Selon Milei, 25% des ressources de cette campagne provenaient du gouvernement brésilien, bien qu'il n'ait pas fourni de preuves pour étayer ses affirmations.
Ces accusations interviennent dans un contexte de critiques visant l'Argentine et son équipe de football lors de la récente Coupe du Monde. Javier Milei a également qualifié son homologue brésilien, Luiz Inacio Lula da Silva, de "voleur" et de "prisonnier", lors d'un événement à São Paulo. Ces propos ont conduit le ministère des Affaires étrangères brésilien à rappeler son ambassadeur en Argentine pour consultation.

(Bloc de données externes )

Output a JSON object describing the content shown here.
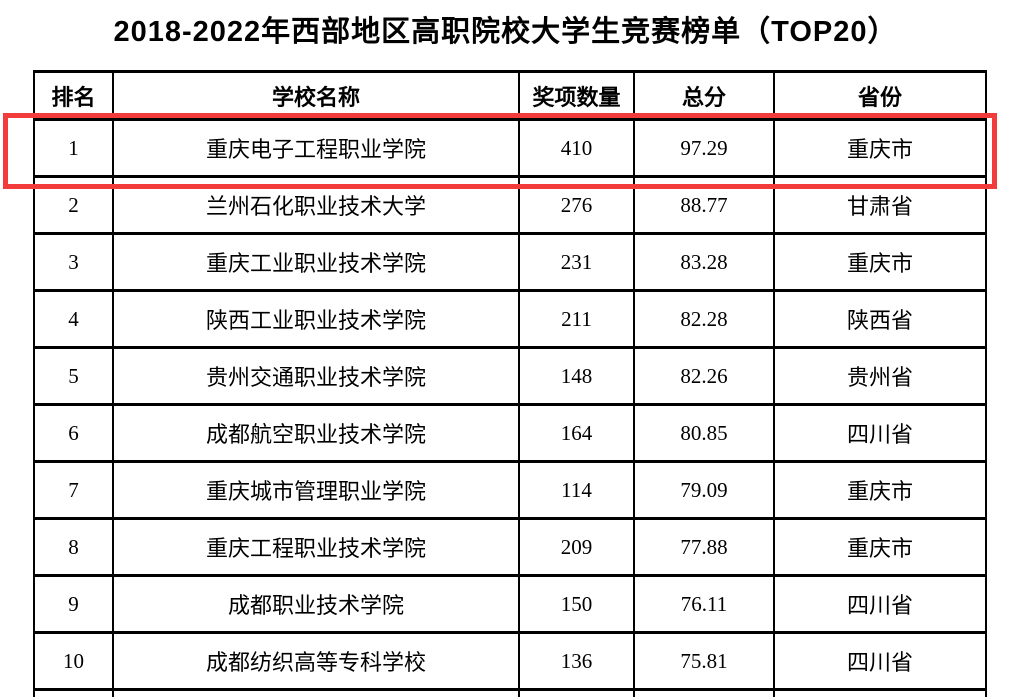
{
  "title": "2018-2022年西部地区高职院校大学生竞赛榜单（TOP20）",
  "highlight": {
    "color": "#f23b3b",
    "row_index": 0
  },
  "table": {
    "columns": [
      "排名",
      "学校名称",
      "奖项数量",
      "总分",
      "省份"
    ],
    "rows": [
      [
        "1",
        "重庆电子工程职业学院",
        "410",
        "97.29",
        "重庆市"
      ],
      [
        "2",
        "兰州石化职业技术大学",
        "276",
        "88.77",
        "甘肃省"
      ],
      [
        "3",
        "重庆工业职业技术学院",
        "231",
        "83.28",
        "重庆市"
      ],
      [
        "4",
        "陕西工业职业技术学院",
        "211",
        "82.28",
        "陕西省"
      ],
      [
        "5",
        "贵州交通职业技术学院",
        "148",
        "82.26",
        "贵州省"
      ],
      [
        "6",
        "成都航空职业技术学院",
        "164",
        "80.85",
        "四川省"
      ],
      [
        "7",
        "重庆城市管理职业学院",
        "114",
        "79.09",
        "重庆市"
      ],
      [
        "8",
        "重庆工程职业技术学院",
        "209",
        "77.88",
        "重庆市"
      ],
      [
        "9",
        "成都职业技术学院",
        "150",
        "76.11",
        "四川省"
      ],
      [
        "10",
        "成都纺织高等专科学校",
        "136",
        "75.81",
        "四川省"
      ]
    ]
  },
  "chart_data": {
    "type": "table",
    "title": "2018-2022年西部地区高职院校大学生竞赛榜单（TOP20）",
    "columns": [
      "排名",
      "学校名称",
      "奖项数量",
      "总分",
      "省份"
    ],
    "rows": [
      [
        1,
        "重庆电子工程职业学院",
        410,
        97.29,
        "重庆市"
      ],
      [
        2,
        "兰州石化职业技术大学",
        276,
        88.77,
        "甘肃省"
      ],
      [
        3,
        "重庆工业职业技术学院",
        231,
        83.28,
        "重庆市"
      ],
      [
        4,
        "陕西工业职业技术学院",
        211,
        82.28,
        "陕西省"
      ],
      [
        5,
        "贵州交通职业技术学院",
        148,
        82.26,
        "贵州省"
      ],
      [
        6,
        "成都航空职业技术学院",
        164,
        80.85,
        "四川省"
      ],
      [
        7,
        "重庆城市管理职业学院",
        114,
        79.09,
        "重庆市"
      ],
      [
        8,
        "重庆工程职业技术学院",
        209,
        77.88,
        "重庆市"
      ],
      [
        9,
        "成都职业技术学院",
        150,
        76.11,
        "四川省"
      ],
      [
        10,
        "成都纺织高等专科学校",
        136,
        75.81,
        "四川省"
      ]
    ],
    "highlighted_row": 1
  }
}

Le président Lula a réagi en déclarant que le Brésil n'accepterait pas d'ingérence dans ses affaires intérieures. Le président de la Cour suprême brésilienne, Edson Fachin, a critiqué la "référence irrespectueuse" de Milei envers un juge brésilien, jugeant ces propos "incompatibles avec l'esprit civique". Le président du Parti des travailleurs a estimé que le président argentin s'était montré "indigne de la fonction qu'il occupe".

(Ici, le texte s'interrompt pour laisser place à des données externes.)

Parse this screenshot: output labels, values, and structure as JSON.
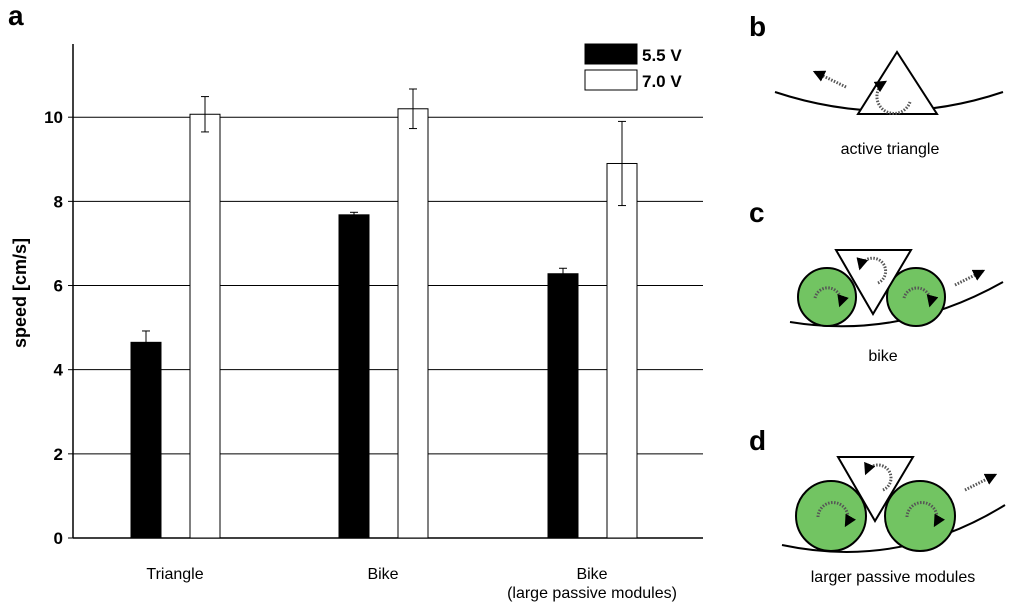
{
  "chart_data": {
    "type": "bar",
    "panel_label": "a",
    "ylabel": "speed [cm/s]",
    "ylim": [
      0,
      12
    ],
    "yticks": [
      0,
      2,
      4,
      6,
      8,
      10
    ],
    "grid": true,
    "legend_position": "top-right",
    "categories": [
      [
        "Triangle"
      ],
      [
        "Bike"
      ],
      [
        "Bike",
        "(large passive modules)"
      ]
    ],
    "series": [
      {
        "name": "5.5 V",
        "color": "#000000",
        "values": [
          4.65,
          7.68,
          6.28
        ],
        "errors": [
          0.27,
          0.06,
          0.13
        ]
      },
      {
        "name": "7.0 V",
        "color": "#ffffff",
        "values": [
          10.07,
          10.2,
          8.9
        ],
        "errors": [
          0.42,
          0.47,
          1.0
        ]
      }
    ]
  },
  "diagrams": [
    {
      "panel_label": "b",
      "caption": "active triangle"
    },
    {
      "panel_label": "c",
      "caption": "bike"
    },
    {
      "panel_label": "d",
      "caption": "larger passive modules"
    }
  ],
  "colors": {
    "module_fill": "#72c462",
    "stroke": "#000000"
  }
}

Les relations entre Javier Milei et Lula da Silva sont tendues depuis l'arrivée de Milei à la présidence argentine en 2023. Les deux dirigeants ont des visions politiques opposées, Milei représentant la droite ultralibérale et Lula la gauche. Ils se sont rencontrés lors de sommets multilatéraux mais n'ont jamais tenu de réunion bilatérale. Milei avait déjà accusé Lula de tenter de nuire à sa campagne présidentielle de 2023.